Les retraitées, outre le soutien qu’iels ont pu apporter le 5 décembre par leur présence dans les cortèges, se sont aussi mobilisées le 3 décembre pour exiger la revalorisation de leur pension et en particulier l’indexation de toutes les retraites a minima sur l’inflation au premier janvier. Des rassemblements étaient organisés dans tous les départements afin de rendre visibles les revendications et de faire signer plus largement la pétition du G9 avant remise en Préfectures. Dans la plupart des départements, la remise des pétitions a donné lieu à audience en Préfecture et d’autres audiences ont eu lieu auprès des députés (hors-RN). La presse a répondu favorablement aux sollicitations (conférences de presse, communiqués) de sorte que les rassemblements ont été significatifs, même dans les départements où il y en avait deux. Dans notre académie comme au plan national, on peut se réjouir de la réussite de cette action.

La section académique et les sections départementales poursuivent donc leur campagne de syndicalisation, d’information, de mobilisation, le plus largement possible. Plus que jamais le travail de terrain pour un syndicalisme fort, la diffusion de nos mandats – notamment sur les questions de rémunération -, la prise de conscience des enjeux de la fonction publique sont nécessaires. Le recul de la date de clôture des inscriptions aux concours a montré une nouvelle fois le manque d’attractivité de nos métiers dépréciés.

Dans plusieurs académies, les rectorats avaient annoncé la rupture ou le non-renouvellement de contrats de non-titulaires lors des congés de fin d’année, faute de budget. Le ministère, sous la pression du SNES-FSU, leur a donné la consigne de proposer immédiatement une reconduction de contrat. Si le SNES-FSU défend tous les personnels, il rappelle l’exigence de recrutements de fonctionnaires par diverses voies, et la consolidation d’un statut protecteur, pour assurer les missions et fonctions liées au service public d’éducation. Le remplacement des personnels d’enseignement, d’éducation et d’orientation ne doit pas faire exception.
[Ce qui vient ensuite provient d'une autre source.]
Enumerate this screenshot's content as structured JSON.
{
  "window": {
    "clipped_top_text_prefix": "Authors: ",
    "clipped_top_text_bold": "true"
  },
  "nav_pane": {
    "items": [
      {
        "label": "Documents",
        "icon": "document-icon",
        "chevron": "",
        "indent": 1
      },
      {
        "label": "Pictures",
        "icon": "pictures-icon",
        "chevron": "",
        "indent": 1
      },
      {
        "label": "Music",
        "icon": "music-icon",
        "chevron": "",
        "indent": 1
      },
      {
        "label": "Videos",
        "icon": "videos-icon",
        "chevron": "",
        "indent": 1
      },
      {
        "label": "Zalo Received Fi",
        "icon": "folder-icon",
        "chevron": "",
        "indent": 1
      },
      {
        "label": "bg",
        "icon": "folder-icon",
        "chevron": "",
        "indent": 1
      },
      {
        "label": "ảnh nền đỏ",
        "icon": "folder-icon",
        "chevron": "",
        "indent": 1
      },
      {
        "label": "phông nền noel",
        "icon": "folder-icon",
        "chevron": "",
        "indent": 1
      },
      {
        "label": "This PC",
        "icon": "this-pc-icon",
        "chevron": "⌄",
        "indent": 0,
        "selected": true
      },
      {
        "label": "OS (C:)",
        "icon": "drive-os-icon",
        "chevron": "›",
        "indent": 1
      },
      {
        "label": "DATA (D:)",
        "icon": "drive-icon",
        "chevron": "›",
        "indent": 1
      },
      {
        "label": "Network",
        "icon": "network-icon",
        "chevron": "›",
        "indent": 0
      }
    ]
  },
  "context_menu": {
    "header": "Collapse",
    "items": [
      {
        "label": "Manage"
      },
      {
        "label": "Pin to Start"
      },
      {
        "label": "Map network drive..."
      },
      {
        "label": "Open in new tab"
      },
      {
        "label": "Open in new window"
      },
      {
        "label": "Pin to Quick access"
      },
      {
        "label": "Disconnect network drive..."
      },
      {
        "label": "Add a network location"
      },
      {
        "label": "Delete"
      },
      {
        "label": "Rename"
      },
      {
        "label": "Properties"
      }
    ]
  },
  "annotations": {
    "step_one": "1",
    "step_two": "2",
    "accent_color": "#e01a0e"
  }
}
C’est bien le recours à la précarité qui autorise les rectorats employeurs à envisager des mesures inacceptables frappant les plus fragiles.

Le Conseil d’État a annulé l’arrêté « choc des savoirs » du mois de mars, sur la base de l’argumentation portée par le SNES. C’est une victoire significative à mettre au crédit de l’action juridique mais également de la mobilisation de notre organisation syndicale à tous les échelons et des personnels sur le terrain. Les journées de grève et de manifestation, les nombreuses opérations collège mort en partenariat avec les parents d’élèves, la pugnacité de nos représentantes dans les conseils d’administration pour vider la réforme de sa substance ont témoigné avec force de l’opposition majoritaire des collègues à la dimension idéologique de cette réforme et à la dégradation des conditions de travail qu’elle entraînait. Le SNES, avec l’intersyndicale éducation, ne baisse pas la garde face à un pouvoir prêt au passage en force pour imposer le « choc des savoirs » à la rentrée prochaine avec la publication express d’un décret, malgré l’absence d’une ministre de plein exercice. Pour l’heure, la rentrée 2025 doit s’organiser sans groupes de niveaux, sans les mesures qui étaient prévues sur les niveaux 4e et 3e, sur la base de l’organisation de la rentrée 2023, soit avec une heure de soutien/approfondissement en 6e et avec le rétablissement de l’AP.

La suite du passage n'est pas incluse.